Reporting workplace violence, critical incidents and service failures with HACSU
Workplace violence, it’s not part of the job!
As anyone who works in mental health or disability services knows, an unfortunate and regular job experience is being abused or assaulted by someone you support. In the true nature of the selflessness of the workers who undertake these jobs and an outdated notion that this is simply "part of the job", violence, critical incidents and service failures are not recognised or reported.
The reason to report
The power of reporting may seem insignificant when your face is bruised, or when emotions run high and you have no time. Nevertheless, without reporting these incidents there will be no change. Workplace violence, critical incidents and service failures impact on your, your colleagues and the people you support. Reporting these incidents will contribute to a better working, living and recovery environment for everyone.
Reporting to HACSU
When you experience violence at work, it must be reported to your employer. Reporting allows for your employer to understand your experience and pressures them to be accountable for their workplace’s safety. Many employers will have processes in place. However, this doesn’t always mean action will take place. In response to this, HACSU has set up the critical incident hotline and online reporting.

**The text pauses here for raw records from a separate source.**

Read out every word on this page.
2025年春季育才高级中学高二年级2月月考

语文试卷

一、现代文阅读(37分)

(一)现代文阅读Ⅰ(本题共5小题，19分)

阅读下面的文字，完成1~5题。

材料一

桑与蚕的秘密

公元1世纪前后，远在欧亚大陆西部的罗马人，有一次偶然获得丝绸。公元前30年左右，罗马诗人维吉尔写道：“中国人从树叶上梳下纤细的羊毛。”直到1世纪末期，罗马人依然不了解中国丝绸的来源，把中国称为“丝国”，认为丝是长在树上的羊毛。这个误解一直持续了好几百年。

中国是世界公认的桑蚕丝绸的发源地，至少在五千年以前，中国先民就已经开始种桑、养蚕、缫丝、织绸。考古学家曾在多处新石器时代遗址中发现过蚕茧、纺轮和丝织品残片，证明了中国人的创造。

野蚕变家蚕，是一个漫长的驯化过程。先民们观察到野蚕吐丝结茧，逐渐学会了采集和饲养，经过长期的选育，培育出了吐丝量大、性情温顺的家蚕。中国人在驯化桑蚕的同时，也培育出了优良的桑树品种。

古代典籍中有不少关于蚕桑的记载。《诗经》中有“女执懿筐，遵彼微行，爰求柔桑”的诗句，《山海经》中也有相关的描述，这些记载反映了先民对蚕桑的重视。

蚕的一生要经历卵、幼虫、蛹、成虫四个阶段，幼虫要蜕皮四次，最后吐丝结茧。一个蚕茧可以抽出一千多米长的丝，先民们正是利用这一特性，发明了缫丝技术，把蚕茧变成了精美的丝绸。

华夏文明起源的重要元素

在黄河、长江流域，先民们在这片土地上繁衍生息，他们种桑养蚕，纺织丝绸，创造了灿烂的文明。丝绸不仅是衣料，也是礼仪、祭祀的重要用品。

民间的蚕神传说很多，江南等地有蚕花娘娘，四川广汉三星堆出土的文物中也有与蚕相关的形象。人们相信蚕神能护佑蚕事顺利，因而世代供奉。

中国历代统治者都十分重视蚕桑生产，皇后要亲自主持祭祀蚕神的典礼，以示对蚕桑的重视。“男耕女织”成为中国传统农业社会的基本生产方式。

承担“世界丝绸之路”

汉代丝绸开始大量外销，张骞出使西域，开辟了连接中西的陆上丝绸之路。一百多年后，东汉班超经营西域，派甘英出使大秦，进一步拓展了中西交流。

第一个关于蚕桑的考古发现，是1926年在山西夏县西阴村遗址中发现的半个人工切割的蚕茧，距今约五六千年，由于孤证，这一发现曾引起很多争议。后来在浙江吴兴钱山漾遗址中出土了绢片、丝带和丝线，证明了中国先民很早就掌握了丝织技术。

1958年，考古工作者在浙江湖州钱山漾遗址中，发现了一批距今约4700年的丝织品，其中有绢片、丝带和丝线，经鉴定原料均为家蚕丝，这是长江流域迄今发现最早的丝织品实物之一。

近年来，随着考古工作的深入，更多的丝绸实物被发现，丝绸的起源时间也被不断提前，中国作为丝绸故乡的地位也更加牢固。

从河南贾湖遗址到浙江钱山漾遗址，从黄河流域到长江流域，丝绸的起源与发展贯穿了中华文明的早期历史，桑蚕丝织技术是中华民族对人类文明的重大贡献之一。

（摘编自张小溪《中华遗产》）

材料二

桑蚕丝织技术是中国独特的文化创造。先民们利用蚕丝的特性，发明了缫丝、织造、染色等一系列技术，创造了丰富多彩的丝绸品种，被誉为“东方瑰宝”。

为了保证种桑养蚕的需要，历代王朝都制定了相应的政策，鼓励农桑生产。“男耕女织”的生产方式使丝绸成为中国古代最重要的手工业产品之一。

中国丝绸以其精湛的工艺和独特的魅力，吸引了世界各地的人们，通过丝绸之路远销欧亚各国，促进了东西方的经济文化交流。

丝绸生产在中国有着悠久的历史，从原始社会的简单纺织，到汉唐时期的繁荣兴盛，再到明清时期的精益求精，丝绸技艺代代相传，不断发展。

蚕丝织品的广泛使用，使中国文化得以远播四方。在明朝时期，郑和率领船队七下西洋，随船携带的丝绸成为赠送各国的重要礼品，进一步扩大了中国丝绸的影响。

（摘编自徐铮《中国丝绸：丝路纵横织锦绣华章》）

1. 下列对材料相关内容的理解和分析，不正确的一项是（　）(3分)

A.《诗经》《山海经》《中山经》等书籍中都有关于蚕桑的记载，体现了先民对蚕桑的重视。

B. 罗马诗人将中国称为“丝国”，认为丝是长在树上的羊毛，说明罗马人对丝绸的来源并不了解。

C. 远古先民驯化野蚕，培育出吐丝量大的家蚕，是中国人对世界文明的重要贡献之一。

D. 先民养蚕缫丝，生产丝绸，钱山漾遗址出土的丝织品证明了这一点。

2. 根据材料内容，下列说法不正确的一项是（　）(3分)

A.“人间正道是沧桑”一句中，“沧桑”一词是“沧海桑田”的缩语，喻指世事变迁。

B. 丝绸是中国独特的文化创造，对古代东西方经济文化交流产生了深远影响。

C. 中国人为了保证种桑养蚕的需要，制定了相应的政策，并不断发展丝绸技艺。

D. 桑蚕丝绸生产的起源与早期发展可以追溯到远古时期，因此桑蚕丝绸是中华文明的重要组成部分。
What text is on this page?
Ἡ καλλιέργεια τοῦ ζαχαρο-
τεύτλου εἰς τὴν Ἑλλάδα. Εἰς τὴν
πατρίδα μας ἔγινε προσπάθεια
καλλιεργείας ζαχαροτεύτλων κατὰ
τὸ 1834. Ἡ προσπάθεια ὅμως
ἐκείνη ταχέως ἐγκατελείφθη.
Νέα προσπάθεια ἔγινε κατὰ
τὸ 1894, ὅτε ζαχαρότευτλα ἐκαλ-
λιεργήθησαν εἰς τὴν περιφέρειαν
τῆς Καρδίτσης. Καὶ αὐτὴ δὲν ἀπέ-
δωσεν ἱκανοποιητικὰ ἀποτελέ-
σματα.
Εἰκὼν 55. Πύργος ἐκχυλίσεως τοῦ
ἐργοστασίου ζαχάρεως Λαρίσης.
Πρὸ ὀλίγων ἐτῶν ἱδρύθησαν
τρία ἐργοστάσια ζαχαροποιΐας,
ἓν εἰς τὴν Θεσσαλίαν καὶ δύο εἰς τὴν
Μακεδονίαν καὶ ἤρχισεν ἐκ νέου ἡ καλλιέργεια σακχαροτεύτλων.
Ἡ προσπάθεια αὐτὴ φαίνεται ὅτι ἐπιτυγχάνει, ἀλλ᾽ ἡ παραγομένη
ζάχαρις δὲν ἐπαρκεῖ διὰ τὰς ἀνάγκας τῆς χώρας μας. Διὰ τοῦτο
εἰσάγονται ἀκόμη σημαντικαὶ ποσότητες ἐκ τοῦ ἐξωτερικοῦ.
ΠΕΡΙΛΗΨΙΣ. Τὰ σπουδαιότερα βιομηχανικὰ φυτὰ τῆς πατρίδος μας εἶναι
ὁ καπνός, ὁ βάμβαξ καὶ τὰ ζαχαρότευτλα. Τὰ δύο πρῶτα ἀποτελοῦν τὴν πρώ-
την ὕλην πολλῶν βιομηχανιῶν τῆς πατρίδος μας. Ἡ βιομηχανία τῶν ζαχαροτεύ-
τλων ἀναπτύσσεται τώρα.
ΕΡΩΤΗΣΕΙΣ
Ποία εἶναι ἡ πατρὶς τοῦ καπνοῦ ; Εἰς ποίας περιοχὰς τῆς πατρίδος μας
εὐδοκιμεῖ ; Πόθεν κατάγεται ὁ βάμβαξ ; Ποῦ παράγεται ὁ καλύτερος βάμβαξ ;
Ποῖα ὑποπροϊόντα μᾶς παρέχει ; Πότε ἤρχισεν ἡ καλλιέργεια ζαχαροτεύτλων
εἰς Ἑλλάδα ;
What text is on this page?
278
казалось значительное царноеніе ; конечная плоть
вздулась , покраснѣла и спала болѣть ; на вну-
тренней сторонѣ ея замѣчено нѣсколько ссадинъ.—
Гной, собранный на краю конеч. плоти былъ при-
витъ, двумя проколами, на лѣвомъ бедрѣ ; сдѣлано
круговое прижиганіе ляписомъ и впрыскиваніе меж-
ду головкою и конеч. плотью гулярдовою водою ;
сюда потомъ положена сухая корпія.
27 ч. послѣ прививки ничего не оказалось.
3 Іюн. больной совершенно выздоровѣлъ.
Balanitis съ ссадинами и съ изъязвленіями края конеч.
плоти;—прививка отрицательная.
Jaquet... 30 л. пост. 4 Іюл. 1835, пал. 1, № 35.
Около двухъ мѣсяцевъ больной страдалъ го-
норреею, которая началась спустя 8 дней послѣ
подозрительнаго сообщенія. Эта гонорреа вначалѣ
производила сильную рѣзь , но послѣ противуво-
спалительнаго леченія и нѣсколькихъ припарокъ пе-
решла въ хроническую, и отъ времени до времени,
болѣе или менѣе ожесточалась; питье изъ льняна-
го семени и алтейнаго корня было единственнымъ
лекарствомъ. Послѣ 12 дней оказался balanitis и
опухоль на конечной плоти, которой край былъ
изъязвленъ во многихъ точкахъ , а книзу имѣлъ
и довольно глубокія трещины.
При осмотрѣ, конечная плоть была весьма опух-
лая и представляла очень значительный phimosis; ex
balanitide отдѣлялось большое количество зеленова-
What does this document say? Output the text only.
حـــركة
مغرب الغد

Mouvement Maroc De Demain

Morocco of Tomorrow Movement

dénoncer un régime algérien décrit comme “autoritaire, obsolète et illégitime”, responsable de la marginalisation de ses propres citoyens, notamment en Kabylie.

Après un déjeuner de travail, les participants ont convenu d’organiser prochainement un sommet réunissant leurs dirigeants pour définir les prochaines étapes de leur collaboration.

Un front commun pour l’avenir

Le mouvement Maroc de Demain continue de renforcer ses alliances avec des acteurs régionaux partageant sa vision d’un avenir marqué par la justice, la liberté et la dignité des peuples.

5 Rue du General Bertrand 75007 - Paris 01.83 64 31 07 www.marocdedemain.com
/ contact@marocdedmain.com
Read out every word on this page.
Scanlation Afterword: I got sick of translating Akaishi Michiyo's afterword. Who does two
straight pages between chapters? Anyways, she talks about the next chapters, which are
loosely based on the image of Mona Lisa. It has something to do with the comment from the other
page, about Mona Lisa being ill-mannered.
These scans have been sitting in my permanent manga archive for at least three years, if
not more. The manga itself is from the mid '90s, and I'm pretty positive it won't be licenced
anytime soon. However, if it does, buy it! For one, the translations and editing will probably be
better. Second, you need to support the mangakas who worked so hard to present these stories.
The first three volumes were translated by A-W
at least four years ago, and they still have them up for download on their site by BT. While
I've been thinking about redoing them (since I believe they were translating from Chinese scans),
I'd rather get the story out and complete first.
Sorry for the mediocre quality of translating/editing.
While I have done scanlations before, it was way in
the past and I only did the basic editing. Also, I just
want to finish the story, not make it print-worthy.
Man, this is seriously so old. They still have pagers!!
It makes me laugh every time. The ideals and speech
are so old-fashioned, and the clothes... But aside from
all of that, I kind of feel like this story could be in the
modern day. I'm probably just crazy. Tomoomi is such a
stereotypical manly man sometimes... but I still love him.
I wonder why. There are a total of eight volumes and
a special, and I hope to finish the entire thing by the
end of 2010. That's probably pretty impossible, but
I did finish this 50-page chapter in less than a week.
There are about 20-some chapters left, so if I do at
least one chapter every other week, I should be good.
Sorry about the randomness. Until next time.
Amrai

Reporting to HACSU allows the union to record data and monitor violence in our workplaces. This is instrumental in campaigning for improved safety in our workplaces.
HACSU has a Critical Incident Hotline on 9340 4132 (9-5pm). You can also fill out the form on this page. Reporting can be very quick and easy, it is not mandatory for you to provide in depth details or even speak to an organiser if you don’t want to.
What have we achieved previously?
HACSU first began researching violence in Mental Health Services in 2013. The HACSU/University of Melbourne research project covered both the incidence and the impact of assaults in mental health services. The research covered 384 randomly selected participants across all mental health occupations, a spread of ages and including participants in metropolitan, rural and regional Victoria. Read more about this research
The results of this research have attracted widespread media attention and raised community awareness about this critical issue. Since this research, HACSU members have reported hundreds of critical incidents to the union, allowing HACSU to further organise and campaign for safety.
HACSU is looking to conduct similar research in the disability sector very soon.
Check in with your support networks
Reporting to your employer isn’t going to make the bruise or anxiety go away; you need to take action afterwards to reduce the future risk. Part of this should be contacting EAP (Employee Assistance Program), HACSU encourages member to seek assistance from the EAP of whichever support networks work best for you. Seeking support goes a long way in preventing and psychological issues that may arise down the track.
Sometimes after an incident involving several people, a debrief is necessary. Now, this isn’t going to be the preferred method for everyone. Still, it can help when everybody comes together to discuss their thoughts and feelings on the situation in some circumstances. A debrief should always be conducted respectfully and constructively. It may help to request a group counsellor from your employer.